# after automotive lead acid battery charger circuit

#### turbo1600

Joined Jan 12, 2016
7
i have a transformer rated at about 10A, anybody have a simple type charger circuit for auto batteries ? i have a lm395k if thats any help.

#### ericgibbs

Joined Jan 29, 2010
12,523
hi 1600,
What is the voltage of the transformer.?
E

#### turbo1600

Joined Jan 12, 2016
7
hi 1600,
What is the voltage of the transformer.?
E
hi, after rectifier its about 18-19vdc

#### Alec_t

Joined Sep 17, 2013
12,005
I have an ancient battery charger with a similar output voltage from the rectifier. The only things between the rectifier and the battery are an ammeter and a length of resistance wire. One of these days I must get round to adding some smarts to the charger .

#### crutschow

Joined Mar 14, 2008
27,010
If by simple, you mean a dumb charger, than you could just use a full-wave bridge rectifier and some resistance to limit the maximum charging current.
It also needs a fuse or circuit breaker to protect against accidental shorting or reverse connection of the output.

Note that this simple configuration will likely overcharge the battery if the charger is left connected past the battery fully-charged point.

#### dl324

Joined Mar 30, 2015
12,798
i have a transformer rated at about 10A, anybody have a simple type charger circuit for auto batteries ? i have a lm395k if thats any help.

#### turbo1600

Joined Jan 12, 2016
7
hi, that looks more like it, thanks, but how can it be 5amp if d3 is rated at only 3A.
i have a transformer rated at about 10A, anybody have a simple type charger circuit for auto batteries ? i have a lm395k if thats any help.

mmmmok.. looks like i screwed up , i meant a LM396K voltage regulator, NOT lm395k.. sorry..

#### crutschow

Joined Mar 14, 2008
27,010
but how can it be 5amp if d3 is rated at only 3A.
Yes, D3 should be rated for at least 125% of the maximum charging current.
i meant a LM396K voltage regulator,
That can be substituted for the LM338 with no other circuit changes.

Below is the LTspice simulation of a simple battery charger circuit using the LM338 (or LM396) with an added current limiter.

Transistor Q1 turns on to reduce the output voltage, and thus the current, when the voltage across shunt resistor R4, due to the charging current, ≈ 0.65V at typical charging voltages.
The current limit is thus about 0.65V/R4.

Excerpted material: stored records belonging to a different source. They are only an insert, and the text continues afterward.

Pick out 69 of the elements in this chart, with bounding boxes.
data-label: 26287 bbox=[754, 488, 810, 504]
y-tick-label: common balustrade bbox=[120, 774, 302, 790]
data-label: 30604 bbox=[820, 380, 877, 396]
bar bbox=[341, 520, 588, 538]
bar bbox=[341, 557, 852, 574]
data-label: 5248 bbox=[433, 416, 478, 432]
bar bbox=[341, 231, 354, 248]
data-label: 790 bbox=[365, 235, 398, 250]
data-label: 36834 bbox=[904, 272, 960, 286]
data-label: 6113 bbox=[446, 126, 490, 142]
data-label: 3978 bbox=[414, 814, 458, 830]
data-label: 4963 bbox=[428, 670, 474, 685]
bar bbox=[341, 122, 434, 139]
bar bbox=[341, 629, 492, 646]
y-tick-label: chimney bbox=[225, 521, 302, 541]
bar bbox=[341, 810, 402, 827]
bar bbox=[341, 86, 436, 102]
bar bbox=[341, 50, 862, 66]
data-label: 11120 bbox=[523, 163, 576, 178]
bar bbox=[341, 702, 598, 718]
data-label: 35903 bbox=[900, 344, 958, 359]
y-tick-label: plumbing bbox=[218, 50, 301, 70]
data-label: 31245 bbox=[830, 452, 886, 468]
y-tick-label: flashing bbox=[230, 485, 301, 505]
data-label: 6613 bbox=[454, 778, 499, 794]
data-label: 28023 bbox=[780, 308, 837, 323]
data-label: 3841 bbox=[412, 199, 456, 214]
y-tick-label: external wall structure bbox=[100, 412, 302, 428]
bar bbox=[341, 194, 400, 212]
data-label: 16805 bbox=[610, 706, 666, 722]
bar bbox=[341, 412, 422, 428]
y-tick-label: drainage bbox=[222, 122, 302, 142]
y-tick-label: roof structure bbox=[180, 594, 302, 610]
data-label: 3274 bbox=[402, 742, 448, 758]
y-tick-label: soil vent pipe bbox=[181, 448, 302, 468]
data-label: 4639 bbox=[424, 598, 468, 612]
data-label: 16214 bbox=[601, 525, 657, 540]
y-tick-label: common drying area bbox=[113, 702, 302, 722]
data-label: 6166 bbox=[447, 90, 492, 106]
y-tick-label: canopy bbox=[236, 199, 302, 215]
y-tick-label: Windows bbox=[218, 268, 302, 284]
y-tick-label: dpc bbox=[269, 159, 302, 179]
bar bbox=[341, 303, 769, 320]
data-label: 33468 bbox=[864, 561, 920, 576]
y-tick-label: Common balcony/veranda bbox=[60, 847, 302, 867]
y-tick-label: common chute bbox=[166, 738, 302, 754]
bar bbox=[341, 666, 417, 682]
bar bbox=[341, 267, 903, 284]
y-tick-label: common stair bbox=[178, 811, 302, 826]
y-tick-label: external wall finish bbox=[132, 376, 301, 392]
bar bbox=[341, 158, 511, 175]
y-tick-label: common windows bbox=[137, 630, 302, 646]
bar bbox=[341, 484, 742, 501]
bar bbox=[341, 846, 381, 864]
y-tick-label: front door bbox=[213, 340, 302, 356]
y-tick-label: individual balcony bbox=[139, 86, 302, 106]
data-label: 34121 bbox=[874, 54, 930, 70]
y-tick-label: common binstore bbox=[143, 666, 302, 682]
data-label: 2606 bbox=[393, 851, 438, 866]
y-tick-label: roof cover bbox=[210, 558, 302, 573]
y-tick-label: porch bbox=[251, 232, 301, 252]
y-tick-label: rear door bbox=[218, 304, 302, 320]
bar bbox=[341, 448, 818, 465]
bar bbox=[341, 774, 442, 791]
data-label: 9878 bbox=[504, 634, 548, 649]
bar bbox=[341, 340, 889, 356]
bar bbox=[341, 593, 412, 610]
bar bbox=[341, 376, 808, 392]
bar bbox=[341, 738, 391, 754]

The output voltage charging limit is determined by R1 (gives a value of about 14V for the value shown).
D1 prevents damage to the circuit if the battery is accidentally reverse connected (output pulled negative).
D2 prevents damage if the battery is connected without input power.

The simulation shows the battery voltage (simulated by a large capacitor) going from 10V to 14V (blue trace) with a charging current of around 4.5A (yellow trace).
Note the dissipation of the regulator (red trace) shows that it needs to be on a large heat-sink.

Edit: I just noticed that the LM396 has a maximum in-out voltage rating of 20V, so could fail for a reverse battery connection, which could put up to about 30V across it.
You could protect against that by putting a power diode from output to ground (anode to ground) with a fuse between that and the output.
That would blow the fuse for a reverse connection.